George Shultz (left) and John Taylor
George Shultz (left) and John Taylor

The causes of the financial crisis and its impact on the economy. Getting the narrative right is essential for determining the appropriate public policy solutions. There are many questions to address. What was the role of government policy versus the market? Why did the crisis spread to some markets and not others? Why were some countries more resilient than others after the financial shock?

Estimating the impact of discretionary fiscal stimulus packages. Modern economic models show a smaller impact than traditional Keynesian models. By directly examining data from stimulus programs in the United States and other countries, the need to rely on one specific model versus others is reduced, but how much do the results depend on monetary policy?

How to end government bailouts and resolve large complex financial institutions? The “resolution project” sponsored by the Working Group is examining rules-based alternatives to discretionary liquidation authority—including bankruptcy reforms—in order to reduce the bailout mentality.

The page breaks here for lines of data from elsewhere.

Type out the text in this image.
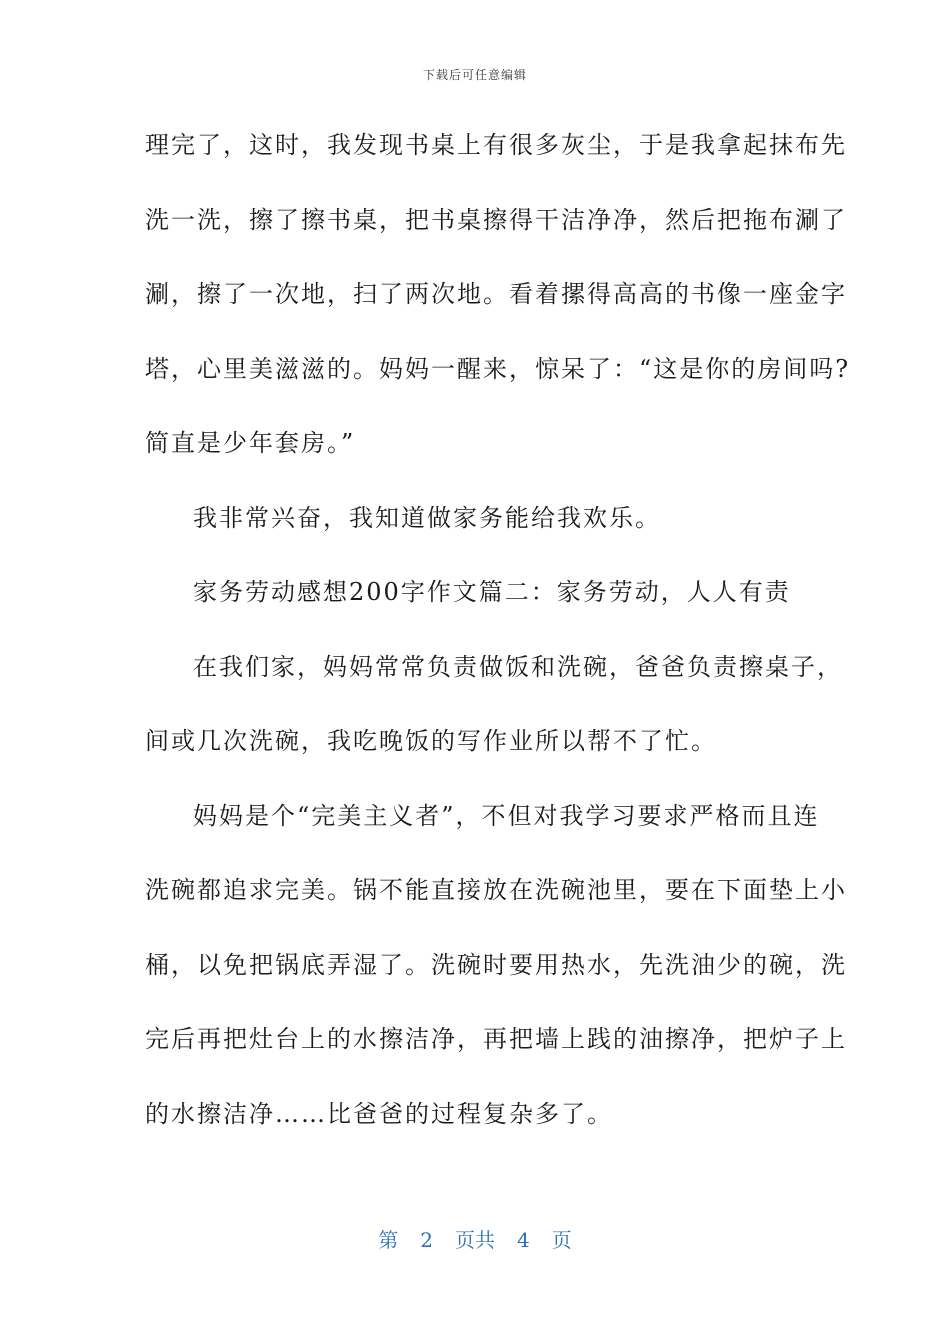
下载后可任意编辑

理完了，这时，我发现书桌上有很多灰尘，于是我拿起抹布先

洗一洗，擦了擦书桌，把书桌擦得干洁净净，然后把拖布涮了

涮，擦了一次地，扫了两次地。看着摞得高高的书像一座金字

塔，心里美滋滋的。妈妈一醒来，惊呆了：“这是你的房间吗?

简直是少年套房。”

我非常兴奋，我知道做家务能给我欢乐。

家务劳动感想200字作文篇二：家务劳动，人人有责

在我们家，妈妈常常负责做饭和洗碗，爸爸负责擦桌子，

间或几次洗碗，我吃晚饭的写作业所以帮不了忙。

妈妈是个“完美主义者”，不但对我学习要求严格而且连

洗碗都追求完美。锅不能直接放在洗碗池里，要在下面垫上小

桶，以免把锅底弄湿了。洗碗时要用热水，先洗油少的碗，洗

完后再把灶台上的水擦洁净，再把墙上践的油擦净，把炉子上

的水擦洁净……比爸爸的过程复杂多了。

第 2 页共 4 页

Extraordinary monetary actions and how to exit from them. Policy responses to the financial crisis included an unprecedented series of new Federal Reserve programs. How well did these programs work before, during, and after the panic of 2008? What is their legacy and impact on monetary policy in the future?

The sovereign debt crisis and large unfunded liabilities. Federal debt and government spending are rising rapidly as a share of GDP. What is the best way to deal with this serious problem? Experience from U.S. history as well as international comparisons can provide valuable guidance for policy makers on this question.

How to deal with Fannie and Freddie going forward? Clearly one cause of the housing boom-bust and now under government conservatorship, these institutions need to be reformed in one way or another, including possible break up and privatization.